Sempre fomos abertas uma com a outra, ela sabe meus segredos mais íntimos, afinal de contas eu só tinha ela como uma mulher para conversar. Se ela pelo menos soubesse de um terço do que acontece dentro de mim, me chamaria de louca.
— Você está bem com isso? – Perguntei curiosa desviando do assunto.
— Isso o quê? – Sorriu bebendo um gole do seu café com os fios castanhos do seu cabelo ondulado caindo sobre os olhos.
— Esse relacionamento com Harry – respondi com suspiro. – Ele não é muito mulherengo para você? – Eu precisava ser sincera, mesmo que Harry seja meu irmão, não deixaria de proteger minha melhor amiga dele. Harry é um homem de trinta e quatro anos, e nunca quis uma família além de mim.

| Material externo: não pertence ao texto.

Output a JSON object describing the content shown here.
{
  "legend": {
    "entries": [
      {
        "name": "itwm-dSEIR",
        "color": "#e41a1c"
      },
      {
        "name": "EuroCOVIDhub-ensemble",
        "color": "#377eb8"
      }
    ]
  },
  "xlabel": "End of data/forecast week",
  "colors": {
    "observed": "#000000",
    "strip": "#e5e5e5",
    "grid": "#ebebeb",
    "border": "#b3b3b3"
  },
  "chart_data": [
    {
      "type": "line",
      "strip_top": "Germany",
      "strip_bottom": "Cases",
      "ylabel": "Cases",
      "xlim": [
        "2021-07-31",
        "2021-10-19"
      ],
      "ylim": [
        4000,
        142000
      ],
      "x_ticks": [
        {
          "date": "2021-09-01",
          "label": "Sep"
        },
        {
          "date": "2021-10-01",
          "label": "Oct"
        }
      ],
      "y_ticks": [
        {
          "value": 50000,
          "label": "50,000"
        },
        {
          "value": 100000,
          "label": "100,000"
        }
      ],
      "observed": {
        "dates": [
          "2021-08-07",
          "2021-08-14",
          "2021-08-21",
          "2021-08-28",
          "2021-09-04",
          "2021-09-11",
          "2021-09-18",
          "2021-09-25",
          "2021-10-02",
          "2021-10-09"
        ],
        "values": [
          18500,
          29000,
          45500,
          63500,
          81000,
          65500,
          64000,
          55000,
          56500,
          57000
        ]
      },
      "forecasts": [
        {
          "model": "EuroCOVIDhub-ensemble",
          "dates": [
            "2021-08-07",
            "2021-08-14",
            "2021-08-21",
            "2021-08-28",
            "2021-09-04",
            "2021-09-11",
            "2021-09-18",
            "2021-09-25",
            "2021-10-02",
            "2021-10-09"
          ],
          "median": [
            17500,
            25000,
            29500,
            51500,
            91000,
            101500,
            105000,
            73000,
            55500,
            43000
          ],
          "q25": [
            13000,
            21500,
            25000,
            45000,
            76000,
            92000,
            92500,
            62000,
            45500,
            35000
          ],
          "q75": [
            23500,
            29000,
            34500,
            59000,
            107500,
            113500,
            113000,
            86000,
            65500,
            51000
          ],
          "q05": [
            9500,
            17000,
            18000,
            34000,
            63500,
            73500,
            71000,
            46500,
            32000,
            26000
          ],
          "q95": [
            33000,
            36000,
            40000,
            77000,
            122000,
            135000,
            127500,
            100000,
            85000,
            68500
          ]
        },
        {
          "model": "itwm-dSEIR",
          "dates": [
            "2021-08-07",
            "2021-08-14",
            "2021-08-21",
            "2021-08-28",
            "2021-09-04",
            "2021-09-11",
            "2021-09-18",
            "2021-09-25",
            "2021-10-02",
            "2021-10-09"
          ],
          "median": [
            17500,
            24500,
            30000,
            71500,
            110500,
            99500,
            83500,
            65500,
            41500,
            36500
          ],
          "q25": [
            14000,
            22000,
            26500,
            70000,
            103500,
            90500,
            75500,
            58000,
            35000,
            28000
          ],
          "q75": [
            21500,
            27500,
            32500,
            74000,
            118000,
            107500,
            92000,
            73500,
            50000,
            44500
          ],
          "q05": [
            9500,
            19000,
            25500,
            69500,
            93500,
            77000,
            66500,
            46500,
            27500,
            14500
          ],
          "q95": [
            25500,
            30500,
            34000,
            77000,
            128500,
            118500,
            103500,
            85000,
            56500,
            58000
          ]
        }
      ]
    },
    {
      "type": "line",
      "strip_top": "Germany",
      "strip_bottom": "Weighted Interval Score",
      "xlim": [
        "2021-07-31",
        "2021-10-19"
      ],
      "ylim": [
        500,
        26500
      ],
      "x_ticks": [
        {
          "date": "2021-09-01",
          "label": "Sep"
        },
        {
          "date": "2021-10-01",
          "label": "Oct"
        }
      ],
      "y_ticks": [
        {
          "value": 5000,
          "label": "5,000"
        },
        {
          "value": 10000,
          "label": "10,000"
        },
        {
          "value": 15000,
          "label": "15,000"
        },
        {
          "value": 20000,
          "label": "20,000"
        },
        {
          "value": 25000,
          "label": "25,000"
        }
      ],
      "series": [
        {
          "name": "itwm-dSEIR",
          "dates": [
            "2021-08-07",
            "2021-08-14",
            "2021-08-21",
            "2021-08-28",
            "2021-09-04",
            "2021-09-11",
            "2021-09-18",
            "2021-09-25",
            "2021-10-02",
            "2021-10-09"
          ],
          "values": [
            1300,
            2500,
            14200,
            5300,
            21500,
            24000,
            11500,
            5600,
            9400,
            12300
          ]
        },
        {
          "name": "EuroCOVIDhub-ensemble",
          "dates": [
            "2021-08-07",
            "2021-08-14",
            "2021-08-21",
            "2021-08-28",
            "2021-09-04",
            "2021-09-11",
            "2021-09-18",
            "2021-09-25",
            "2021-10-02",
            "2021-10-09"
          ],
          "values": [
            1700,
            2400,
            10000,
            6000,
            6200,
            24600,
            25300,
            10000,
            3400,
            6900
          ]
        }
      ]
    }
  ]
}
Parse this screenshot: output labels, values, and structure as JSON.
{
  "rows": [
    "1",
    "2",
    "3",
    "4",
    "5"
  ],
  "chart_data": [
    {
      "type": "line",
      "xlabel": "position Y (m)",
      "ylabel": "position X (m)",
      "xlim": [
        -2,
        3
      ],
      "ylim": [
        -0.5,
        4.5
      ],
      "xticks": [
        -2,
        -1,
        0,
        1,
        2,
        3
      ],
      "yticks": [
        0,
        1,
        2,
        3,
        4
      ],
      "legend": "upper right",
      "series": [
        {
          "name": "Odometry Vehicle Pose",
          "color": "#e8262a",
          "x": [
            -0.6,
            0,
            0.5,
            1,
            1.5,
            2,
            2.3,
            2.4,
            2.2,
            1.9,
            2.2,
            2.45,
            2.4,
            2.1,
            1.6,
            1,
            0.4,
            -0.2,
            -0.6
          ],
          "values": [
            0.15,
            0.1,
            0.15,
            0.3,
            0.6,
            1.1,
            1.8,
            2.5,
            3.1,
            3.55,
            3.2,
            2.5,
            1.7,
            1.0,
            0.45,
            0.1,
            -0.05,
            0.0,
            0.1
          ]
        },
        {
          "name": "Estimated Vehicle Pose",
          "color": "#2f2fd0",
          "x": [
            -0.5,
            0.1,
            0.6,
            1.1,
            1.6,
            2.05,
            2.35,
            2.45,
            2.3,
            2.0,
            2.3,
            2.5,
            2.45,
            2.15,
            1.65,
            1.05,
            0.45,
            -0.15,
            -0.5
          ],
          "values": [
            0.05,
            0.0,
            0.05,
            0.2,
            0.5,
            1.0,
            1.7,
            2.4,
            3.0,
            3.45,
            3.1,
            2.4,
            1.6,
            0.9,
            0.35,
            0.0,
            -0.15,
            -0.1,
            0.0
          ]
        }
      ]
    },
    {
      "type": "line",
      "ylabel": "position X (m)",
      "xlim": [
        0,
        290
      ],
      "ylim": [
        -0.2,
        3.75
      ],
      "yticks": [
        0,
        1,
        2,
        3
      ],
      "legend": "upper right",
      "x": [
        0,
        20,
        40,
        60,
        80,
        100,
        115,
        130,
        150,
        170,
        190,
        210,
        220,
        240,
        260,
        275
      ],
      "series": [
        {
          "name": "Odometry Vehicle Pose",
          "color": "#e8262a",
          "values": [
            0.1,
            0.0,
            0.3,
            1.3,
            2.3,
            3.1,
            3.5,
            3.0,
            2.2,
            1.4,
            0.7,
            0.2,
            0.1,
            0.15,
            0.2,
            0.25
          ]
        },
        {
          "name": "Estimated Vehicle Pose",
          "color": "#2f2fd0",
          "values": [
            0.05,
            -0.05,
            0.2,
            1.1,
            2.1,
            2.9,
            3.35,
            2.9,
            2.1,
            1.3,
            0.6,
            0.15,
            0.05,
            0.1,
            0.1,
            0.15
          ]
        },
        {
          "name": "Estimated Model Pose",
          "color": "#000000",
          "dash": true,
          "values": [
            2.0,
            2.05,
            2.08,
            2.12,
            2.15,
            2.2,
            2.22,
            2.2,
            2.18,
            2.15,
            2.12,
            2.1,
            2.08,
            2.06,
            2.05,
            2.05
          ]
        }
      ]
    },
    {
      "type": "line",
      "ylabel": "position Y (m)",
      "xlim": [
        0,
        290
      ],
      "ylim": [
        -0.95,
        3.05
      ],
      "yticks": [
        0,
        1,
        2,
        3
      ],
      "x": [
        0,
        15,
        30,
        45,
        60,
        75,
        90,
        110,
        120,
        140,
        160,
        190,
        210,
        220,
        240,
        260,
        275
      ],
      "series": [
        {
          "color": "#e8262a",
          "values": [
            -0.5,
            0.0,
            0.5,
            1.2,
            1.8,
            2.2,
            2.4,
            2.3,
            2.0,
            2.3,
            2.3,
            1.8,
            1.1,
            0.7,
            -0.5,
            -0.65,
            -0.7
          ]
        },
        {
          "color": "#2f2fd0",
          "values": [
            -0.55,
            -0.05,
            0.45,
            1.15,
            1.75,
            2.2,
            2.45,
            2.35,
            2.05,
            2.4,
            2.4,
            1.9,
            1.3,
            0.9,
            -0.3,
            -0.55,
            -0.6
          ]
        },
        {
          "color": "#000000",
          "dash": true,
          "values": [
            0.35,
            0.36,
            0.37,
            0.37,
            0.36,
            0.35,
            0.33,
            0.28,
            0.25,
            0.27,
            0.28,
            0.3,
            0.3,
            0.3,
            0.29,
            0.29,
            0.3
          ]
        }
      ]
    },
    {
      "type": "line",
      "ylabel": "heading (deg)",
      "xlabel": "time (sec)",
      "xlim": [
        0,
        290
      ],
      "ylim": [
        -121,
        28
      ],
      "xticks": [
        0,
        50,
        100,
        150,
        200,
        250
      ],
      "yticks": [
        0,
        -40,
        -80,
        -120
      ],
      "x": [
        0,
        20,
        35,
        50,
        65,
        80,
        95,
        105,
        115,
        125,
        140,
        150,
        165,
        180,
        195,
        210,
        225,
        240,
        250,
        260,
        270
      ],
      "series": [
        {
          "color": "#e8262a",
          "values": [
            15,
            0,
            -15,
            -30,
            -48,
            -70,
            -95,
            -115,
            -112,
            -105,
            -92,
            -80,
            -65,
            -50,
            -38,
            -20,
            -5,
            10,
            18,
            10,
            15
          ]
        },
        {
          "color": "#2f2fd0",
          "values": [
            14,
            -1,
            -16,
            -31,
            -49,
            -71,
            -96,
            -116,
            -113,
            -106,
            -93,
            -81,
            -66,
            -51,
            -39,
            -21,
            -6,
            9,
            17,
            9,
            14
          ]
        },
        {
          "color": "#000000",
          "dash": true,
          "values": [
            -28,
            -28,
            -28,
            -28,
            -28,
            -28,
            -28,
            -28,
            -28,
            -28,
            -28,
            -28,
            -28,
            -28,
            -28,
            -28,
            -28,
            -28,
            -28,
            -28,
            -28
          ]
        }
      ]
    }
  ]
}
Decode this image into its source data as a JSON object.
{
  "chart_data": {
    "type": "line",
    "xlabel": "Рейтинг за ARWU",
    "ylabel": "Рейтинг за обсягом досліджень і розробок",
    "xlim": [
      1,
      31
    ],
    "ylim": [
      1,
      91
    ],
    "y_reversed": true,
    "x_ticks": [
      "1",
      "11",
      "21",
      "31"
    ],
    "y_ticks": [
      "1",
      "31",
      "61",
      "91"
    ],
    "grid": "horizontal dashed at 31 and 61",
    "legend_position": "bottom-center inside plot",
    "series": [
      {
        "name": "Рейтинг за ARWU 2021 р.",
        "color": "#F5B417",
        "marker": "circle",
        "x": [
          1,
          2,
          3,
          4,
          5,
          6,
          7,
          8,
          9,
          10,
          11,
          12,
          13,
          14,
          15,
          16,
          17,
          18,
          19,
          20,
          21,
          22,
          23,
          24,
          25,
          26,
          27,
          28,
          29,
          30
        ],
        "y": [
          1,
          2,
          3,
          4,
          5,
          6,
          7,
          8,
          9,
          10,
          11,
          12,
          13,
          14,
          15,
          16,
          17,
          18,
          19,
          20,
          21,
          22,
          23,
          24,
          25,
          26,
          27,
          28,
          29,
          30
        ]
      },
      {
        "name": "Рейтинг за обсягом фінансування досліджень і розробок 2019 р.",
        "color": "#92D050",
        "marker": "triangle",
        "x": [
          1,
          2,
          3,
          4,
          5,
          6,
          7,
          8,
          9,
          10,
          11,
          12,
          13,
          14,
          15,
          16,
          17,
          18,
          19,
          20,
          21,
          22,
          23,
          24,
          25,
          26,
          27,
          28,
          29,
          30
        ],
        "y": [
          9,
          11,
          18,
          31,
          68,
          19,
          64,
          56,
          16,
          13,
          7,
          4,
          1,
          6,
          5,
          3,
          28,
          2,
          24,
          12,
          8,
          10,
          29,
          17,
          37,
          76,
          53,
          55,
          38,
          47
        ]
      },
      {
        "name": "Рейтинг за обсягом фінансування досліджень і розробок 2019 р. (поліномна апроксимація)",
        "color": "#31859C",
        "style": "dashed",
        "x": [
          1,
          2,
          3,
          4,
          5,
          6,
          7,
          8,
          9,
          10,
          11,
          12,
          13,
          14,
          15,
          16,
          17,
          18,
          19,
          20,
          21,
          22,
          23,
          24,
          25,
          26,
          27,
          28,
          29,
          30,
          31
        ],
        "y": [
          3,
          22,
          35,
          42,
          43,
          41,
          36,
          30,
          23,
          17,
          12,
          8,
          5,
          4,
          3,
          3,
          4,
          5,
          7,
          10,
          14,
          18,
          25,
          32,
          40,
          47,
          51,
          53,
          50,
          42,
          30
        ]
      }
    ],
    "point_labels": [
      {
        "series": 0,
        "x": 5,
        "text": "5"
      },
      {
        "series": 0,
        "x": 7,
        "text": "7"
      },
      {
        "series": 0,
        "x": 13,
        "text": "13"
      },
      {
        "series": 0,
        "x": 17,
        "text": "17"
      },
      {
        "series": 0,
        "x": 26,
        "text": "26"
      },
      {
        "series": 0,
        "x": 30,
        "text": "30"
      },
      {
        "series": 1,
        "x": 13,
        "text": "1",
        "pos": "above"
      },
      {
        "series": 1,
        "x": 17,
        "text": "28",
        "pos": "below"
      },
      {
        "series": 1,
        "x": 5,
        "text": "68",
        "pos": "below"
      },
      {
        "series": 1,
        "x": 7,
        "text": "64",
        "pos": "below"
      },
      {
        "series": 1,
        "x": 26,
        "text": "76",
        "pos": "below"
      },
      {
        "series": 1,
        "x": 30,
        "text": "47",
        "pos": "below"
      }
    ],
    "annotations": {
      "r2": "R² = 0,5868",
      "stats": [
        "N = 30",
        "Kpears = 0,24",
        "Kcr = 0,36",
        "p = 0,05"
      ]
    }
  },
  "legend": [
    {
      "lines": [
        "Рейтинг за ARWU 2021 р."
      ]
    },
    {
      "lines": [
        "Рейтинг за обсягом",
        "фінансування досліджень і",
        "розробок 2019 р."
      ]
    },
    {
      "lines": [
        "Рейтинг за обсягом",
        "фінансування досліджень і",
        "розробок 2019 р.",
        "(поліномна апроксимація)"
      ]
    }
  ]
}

— Sabe Felicity.... – Começou incerta. – Eu sempre gostei do Barry, mas ele nunca vai olhar para mim como olha para íris, e no fundo isso dói muito – mordeu lábio desconfortável. – Eu já tive minha cota desastrosa como; Ronnie meu primeiro amor que morreu em um acidente trágico em uma usina nuclear, Jay que me traiu da pior forma com seu coração de gelo e por fim amei um homem que nunca olha para mim como alguém para namorar, apenas como uma grande e velha amiga, eu não quero ser segunda opção de ninguém. Pelo menos Harry me coloca em primeiro plano todos esses anos, resolvi dar uma chance e esperar onde isso tudo irá parar, mesmo que eu saia com o coração partido depois, eu posso correr os riscos.
— Sei bem como se sente – suspirei massageando as têmporas com pesar. – Primeiro o Cooper; maníaco cibernético que foi preso e depois morto na cadeia, e por fim Ray.... Onde estamos mais para amigos colegial do que um amor perfeito.
— A verdade é que não combinamos com os perfeitos – admitiu se levantando da cadeira com um pulo rápido. – O imperfeito talvez seja mais gostoso e intenso – indicou para o teto se referindo a Harry. Solto uma risada jogando um pedaço de pão na mesma que acena e volta a subir as escadas quase correndo. Desço o olhar para encontrar Bene comendo a fatia de pão que caiu.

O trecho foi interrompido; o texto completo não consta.